Daß Rom, wie der Untertitel dieses Sammelbandes nicht zu Unrecht behauptet, "internationales Zentrum humanistischer Studien" ist, verdankt diese Stadt der Tatsache, daß es hier in den beiden, jeweils Jahrhunderte währenden Epochen, in denen sie Weltgeltung beanspruchen konnte, nämlich als Hauptstadt des Römischen Reiches und später der christlichen Welt, zu einer sonst nirgends mehr anzutreffenden Anhäufung von Zeugnissen der Kultur kam, die ganzen Generationen von Forschern Material lieferte und dies noch für viele Generationen tun wird. Da an der Erforschung dieses Erbes[1] nicht nur Italiener, sondern in ganz besonderem Maße auch Ausländer beteiligt sind, entstanden zahlreiche nationale (zum kleinen Teil auch internationale) Forschungsinstitute, die in- und ausländischen Gelehrten ihre Ressourcen in Gestalt von Sammlungen, Bibliotheken oder einfach Arbeitsräumen zur Verfügung stellen, wodurch erst eine effiziente Ausschöpfung der Quellen möglich wird; dazu kommt, daß bei diesen Institutionen zumeist auch große, sich nicht selten über Jahrzehnte erstreckende Forschungs- und Editionsvorhaben angesiedelt sind, deren Titel auch Bibliothekaren geläufig sind, und sei es als piŠces de résistance bei der Katalogisierung.

Dachverband sowohl der nationalen und der wenigen internationalen als auch einschlägiger italienischer Institutionen[2] ist die Internationale Union der Archäologischen, Historischen und Kunstgeschichtlichen Institute in Rom,[3] die den vorliegenden Sammelband betreut hat; herausgegeben wurde er von dem einschlägigen Ressort des Amtes des Ministerpräsidenten (was die Bedeutung unterstreicht, die der italienische Staat diesen Aktivitäten zuerkennt,[4] und nicht von ungefähr stammt eines der Vorwörter zu diesem Band vom damaligen Ministerpräsidenten Andreotti); als Verleger tritt der Staatsverlag auf, was der Verbreitung des Werkes allerdings nicht unbedingt zum Vorteil gereicht, da dieser sich besser auf die Herstellung von Stempelmarken und Geldscheinen versteht.

Der Band vereint, jeweils mit einigen Abbildungen versehen, Darstellungen von 32 Instituten aus 16 Nationen: außer der Associazione Internazionale di Archeologia Classica sind die folgenden Nationen mit je einem Institut vertreten: Belgien, Dänemark, Finnland, Frankreich, Großbritannien, Kanada, Niederlande, Norwegen, Österreich, Polen, Schweden, Schweiz und die USA; zum Vatikanstaat gehören zwei und Deutschland wartet sogar mit nicht weniger als vier Institutionen auf (Bibliotheca Hertziana, Deutsches Archäologisches Institut, Deutsches Historisches Institut und Historisches Institut der Görres-Gesellschaft); auf Italien schließlich entfallen zehn Institutionen, darunter die älteste aller hier verzeichneten, die Accademia dei Lincei.
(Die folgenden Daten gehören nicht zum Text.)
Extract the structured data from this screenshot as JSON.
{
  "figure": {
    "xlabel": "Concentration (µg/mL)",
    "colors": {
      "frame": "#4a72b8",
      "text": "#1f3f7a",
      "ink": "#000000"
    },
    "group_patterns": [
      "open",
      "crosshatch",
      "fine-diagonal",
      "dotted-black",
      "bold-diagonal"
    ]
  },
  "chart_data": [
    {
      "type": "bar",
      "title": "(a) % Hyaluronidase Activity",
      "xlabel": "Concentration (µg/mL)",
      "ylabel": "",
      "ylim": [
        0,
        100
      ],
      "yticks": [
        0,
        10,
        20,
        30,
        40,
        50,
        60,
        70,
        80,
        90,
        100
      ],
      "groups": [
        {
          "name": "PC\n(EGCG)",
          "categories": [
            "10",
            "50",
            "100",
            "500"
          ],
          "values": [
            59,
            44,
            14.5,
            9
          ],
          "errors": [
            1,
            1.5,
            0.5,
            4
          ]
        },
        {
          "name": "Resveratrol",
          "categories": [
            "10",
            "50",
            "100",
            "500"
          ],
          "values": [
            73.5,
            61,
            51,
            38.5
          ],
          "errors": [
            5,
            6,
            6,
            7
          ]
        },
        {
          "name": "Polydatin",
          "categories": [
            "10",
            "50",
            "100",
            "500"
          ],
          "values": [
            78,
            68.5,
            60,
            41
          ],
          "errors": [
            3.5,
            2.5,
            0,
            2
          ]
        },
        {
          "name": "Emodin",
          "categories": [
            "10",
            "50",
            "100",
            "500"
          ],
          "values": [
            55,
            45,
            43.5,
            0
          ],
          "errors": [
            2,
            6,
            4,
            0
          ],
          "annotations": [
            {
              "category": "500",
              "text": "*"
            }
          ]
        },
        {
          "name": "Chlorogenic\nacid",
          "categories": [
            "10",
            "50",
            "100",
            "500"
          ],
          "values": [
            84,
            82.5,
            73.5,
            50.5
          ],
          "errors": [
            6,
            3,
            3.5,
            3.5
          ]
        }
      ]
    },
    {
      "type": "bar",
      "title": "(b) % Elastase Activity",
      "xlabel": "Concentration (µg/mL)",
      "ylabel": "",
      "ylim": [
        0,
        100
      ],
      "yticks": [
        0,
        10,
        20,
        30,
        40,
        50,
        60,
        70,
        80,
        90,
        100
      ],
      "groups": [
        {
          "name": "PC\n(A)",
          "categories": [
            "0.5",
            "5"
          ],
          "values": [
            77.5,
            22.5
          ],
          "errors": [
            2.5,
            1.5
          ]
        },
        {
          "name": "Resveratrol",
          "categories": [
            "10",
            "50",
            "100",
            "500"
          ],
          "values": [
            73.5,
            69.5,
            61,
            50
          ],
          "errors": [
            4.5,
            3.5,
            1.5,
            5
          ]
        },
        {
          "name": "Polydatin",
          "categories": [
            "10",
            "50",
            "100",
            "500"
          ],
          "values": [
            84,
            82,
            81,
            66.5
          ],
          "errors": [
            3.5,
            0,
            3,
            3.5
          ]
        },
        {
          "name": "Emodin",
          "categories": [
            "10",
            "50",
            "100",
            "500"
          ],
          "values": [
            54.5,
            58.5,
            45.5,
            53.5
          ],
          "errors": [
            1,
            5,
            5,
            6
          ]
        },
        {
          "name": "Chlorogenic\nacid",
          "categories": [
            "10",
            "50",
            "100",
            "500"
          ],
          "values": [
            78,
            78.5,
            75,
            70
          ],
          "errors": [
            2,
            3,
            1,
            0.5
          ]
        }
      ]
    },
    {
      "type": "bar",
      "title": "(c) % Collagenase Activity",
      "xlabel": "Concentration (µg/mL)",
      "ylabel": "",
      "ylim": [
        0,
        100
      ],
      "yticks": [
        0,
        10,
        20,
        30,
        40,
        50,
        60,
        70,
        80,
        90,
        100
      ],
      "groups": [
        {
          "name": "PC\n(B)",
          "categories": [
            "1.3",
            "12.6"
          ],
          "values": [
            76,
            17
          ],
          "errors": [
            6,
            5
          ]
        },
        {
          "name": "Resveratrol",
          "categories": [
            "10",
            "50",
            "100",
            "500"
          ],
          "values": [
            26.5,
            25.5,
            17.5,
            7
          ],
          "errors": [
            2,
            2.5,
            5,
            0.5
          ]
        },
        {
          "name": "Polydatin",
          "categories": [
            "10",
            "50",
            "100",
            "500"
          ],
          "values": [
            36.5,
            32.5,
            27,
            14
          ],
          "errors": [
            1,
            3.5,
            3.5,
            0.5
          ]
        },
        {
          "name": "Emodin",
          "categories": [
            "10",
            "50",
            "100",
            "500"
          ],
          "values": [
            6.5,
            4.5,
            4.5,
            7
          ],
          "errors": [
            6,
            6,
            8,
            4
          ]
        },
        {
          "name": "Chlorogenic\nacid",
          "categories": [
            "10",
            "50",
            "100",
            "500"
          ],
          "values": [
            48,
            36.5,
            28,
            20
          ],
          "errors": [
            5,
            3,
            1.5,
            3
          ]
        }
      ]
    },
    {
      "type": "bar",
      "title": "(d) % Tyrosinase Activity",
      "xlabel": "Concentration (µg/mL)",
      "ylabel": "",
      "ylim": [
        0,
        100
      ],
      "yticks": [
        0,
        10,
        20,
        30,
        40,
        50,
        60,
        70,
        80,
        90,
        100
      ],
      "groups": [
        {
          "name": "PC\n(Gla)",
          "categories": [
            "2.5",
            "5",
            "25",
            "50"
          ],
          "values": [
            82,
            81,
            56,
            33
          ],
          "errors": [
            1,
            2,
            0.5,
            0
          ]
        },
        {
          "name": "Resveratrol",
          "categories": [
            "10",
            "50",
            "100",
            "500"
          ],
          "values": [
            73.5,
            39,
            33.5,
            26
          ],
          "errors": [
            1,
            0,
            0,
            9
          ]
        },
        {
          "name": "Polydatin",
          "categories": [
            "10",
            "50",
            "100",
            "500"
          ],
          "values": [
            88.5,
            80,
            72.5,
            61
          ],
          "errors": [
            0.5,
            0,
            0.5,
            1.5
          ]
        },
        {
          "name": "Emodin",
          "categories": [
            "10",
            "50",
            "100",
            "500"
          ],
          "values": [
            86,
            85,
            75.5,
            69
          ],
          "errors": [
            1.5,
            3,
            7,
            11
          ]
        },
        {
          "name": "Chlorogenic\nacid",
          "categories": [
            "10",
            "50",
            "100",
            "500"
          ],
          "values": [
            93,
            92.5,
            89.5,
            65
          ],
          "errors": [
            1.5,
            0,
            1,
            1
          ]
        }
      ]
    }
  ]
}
So verschieden wie die Institute nach Alter, Größe und Bedeutung, so unterschiedlich sind auch - wie bei derartigen Sammelbänden meist nicht zu vermeiden - die Beiträge nach Länge, Detailliertheit, Aktualität und nicht zuletzt bibliographischer Ergiebigkeit. Die historische Entwicklung der Institutionen und die Bauten, in denen sie ihren Sitz hatten und haben stehen im Vordergrund, doch handelt es sich zumeist um eine Geschichte ihrer Vorsteher, ist ihr Blühen und Welken doch nicht zuletzt mit einzelnen Namen verbunden.

Daß mit dieser Institutionenkunde natürlich nicht das ganze Reservoir an geisteswissenschaftlichen Forschungsinstitutionen in Rom ausgeschöpft ist, liegt auf der Hand: man denke nur an die zahlreichen von katholischen 0rden getragenen historischen Institute. So wäre es sehr zu wünschen, wenn sich jemand berufen fühlte, ein in den Beschreibungen wesentlich konziseres Verzeichnis aller Institute und Sammlungen, die geisteswissenschaftlichen Forschungen in Rom dienen, zusammenzustellen und mit praktischen Angaben anzureichern (die im vorliegenden Band völlig fehlen), auf daß ein rechtes Vademecum entstünde.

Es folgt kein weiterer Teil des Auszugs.